Tarihî kaynaklar, asırlar boyu tesettürün kadının hür mü, yoksa köle mi olduğuna dair bir “işaret, sembol” anlamını taşıdığını belirtiyorlar. Tarihte, hür kadınlar vücut hatlarını gizleyen örtüleriyle, kendilerini teşhir eden köle kadınlardan ayrılıyorlardı…
Müstehcenliğin köle ya da hür kadınlar arasında revaç bulduğu toplumlar hiçbir zaman uzun ömürlü olmadılar. Sözgelimi, tarihin büyük imparatorluklarından Roma’yı yıkan aslî sebeplerden biri kadınlardı. Filozof Seneca, Romalı kadınlar için şöyle diyordu: “Erkekler için kadınların artık çekici olan hiçbir yanları kalmadı. Nasıl kalsın ki, kadınların artık her şeyleri meydanda…”
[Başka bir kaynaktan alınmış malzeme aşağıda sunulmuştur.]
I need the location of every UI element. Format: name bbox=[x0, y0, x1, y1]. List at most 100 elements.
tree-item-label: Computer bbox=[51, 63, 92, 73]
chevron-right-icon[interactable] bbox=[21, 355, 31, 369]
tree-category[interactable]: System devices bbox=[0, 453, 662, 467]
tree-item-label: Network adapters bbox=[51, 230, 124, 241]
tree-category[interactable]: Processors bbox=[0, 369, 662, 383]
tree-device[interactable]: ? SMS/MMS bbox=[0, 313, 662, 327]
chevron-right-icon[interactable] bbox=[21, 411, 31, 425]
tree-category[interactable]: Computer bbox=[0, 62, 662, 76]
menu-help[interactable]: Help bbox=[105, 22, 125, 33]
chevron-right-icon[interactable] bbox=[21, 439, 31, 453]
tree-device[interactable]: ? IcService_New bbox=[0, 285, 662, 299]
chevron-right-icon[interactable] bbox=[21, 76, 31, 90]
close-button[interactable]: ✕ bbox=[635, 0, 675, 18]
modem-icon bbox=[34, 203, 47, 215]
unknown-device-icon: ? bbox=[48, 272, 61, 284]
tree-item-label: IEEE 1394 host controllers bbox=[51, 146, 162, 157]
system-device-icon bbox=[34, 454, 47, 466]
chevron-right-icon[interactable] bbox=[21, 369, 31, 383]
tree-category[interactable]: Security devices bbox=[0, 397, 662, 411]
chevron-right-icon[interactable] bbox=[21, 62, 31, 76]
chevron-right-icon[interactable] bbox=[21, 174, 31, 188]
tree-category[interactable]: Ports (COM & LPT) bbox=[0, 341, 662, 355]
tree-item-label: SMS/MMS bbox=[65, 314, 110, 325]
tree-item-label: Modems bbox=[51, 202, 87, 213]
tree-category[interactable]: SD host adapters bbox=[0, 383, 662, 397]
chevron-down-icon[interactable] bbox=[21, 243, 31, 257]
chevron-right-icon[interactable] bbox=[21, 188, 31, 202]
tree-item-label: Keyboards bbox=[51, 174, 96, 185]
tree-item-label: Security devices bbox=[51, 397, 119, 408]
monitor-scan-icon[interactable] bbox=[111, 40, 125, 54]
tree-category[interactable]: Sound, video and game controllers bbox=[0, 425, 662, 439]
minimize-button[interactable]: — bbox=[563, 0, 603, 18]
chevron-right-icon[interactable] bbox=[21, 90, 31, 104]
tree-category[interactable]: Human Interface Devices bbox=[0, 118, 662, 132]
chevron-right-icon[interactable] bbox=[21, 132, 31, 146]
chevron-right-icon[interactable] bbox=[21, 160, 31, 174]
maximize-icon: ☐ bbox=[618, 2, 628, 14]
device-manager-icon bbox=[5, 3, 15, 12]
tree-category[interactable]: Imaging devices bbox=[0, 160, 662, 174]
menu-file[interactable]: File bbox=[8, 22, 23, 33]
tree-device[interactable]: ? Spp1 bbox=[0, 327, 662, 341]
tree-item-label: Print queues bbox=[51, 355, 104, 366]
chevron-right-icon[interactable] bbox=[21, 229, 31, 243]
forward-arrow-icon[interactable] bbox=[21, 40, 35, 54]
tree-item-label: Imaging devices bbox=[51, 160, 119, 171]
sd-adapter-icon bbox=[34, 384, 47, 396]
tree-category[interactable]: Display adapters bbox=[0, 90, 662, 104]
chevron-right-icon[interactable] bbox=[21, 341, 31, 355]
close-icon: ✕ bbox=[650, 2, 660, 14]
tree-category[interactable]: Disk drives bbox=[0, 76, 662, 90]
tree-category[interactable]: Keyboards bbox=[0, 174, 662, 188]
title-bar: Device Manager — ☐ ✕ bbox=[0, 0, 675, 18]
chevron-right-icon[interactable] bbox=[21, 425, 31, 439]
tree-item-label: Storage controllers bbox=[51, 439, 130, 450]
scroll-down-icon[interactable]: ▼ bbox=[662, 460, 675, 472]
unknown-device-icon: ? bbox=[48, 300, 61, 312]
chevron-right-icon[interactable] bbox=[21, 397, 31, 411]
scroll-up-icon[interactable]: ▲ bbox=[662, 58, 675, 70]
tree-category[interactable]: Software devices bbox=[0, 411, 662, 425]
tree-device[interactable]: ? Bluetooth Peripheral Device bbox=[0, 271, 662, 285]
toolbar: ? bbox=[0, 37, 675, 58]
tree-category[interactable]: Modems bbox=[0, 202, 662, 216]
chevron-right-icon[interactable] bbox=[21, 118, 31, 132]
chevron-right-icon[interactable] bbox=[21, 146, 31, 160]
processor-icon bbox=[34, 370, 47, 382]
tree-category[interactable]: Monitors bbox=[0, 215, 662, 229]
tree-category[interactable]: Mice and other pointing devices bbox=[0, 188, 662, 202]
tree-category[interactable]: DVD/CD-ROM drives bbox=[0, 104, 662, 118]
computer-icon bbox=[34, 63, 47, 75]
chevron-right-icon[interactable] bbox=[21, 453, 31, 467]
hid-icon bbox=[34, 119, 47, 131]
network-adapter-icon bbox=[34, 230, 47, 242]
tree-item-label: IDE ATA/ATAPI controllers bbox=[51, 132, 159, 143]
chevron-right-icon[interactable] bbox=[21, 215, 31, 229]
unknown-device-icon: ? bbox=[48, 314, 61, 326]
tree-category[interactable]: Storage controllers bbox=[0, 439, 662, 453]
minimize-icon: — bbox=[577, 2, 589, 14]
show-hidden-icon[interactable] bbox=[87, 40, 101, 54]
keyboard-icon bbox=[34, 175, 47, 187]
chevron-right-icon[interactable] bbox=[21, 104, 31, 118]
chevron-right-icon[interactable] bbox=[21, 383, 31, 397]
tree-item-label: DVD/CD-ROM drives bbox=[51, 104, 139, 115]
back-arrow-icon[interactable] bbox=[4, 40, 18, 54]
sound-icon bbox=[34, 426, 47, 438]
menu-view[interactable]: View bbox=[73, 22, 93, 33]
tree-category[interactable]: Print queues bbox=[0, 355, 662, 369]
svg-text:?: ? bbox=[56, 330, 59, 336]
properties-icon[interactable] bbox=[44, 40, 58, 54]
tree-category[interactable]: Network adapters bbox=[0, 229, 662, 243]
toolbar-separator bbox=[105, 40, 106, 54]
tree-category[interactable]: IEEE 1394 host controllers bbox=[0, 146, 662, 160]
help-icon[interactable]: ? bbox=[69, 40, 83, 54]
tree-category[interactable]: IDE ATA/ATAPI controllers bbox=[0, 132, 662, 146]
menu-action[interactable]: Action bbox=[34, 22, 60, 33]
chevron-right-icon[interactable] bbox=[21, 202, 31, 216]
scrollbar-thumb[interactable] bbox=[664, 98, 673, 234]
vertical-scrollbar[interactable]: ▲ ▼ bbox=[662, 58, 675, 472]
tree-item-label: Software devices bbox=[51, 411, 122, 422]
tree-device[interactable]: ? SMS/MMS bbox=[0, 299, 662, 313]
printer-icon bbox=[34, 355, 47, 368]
- Asrı geçmiş yüzyıllardan ayıran en önemli özelliklerden biri kadının meta olarak kullanılmasının yaygınlaşması. Medyanın vazgeçilmez öğesi durumunda kadın. Kendilerini bu sektörlere malzeme yapan kadınların psikolojik problemleri bir tarafa, “fuhuş yolunu genişletip, nikâh yolunu kapatmaya çalışan” ifsat komiteleri teknolojinin de yardımıyla çalışmalarını geniş alanlara yayma konusunda titiz bir gayretteler…
Hayâ duygusunun giderek aşındığı bu tablo içinde, aile yapısı zedeleniyor, kadına yönelik suçlarda hızlı bir artış görülüyor. Cinsel suçlardaki artış, “Tesettür esarettir!” diyerek Kur’ân’ın tesettür emrine muhalefet eden sefih medenîlerin hayâsız yüzlerine vurulan şiddetli bir tokat değil midir sizce de?
Bu konuda Bediüzzaman Hazretlerinin asrın anlayışına uygun olarak yorumladığı tesettür ayetlerini okumak gereklidir. Gerçekten onun telif ettiği Tesettür Risalesi her açıdan tahlil edilmesi gereken muhteşem bir kaynaktır.
Dipnotlar
[1] Müzemmil Suresi: 1.
[2] Müddessir Suresi: 1.
[3] Ebu Ya’la, el-Müsned, XI, 24–25, nu: 6162; Taberanî, el-Mu’cemü’l-evsat, VI, 308–309, nu: 6590.
[4] A’raf Suresi: 26.
[5] Sözler, Otuz Üçüncü Söz, Otuz Birinci Pencere.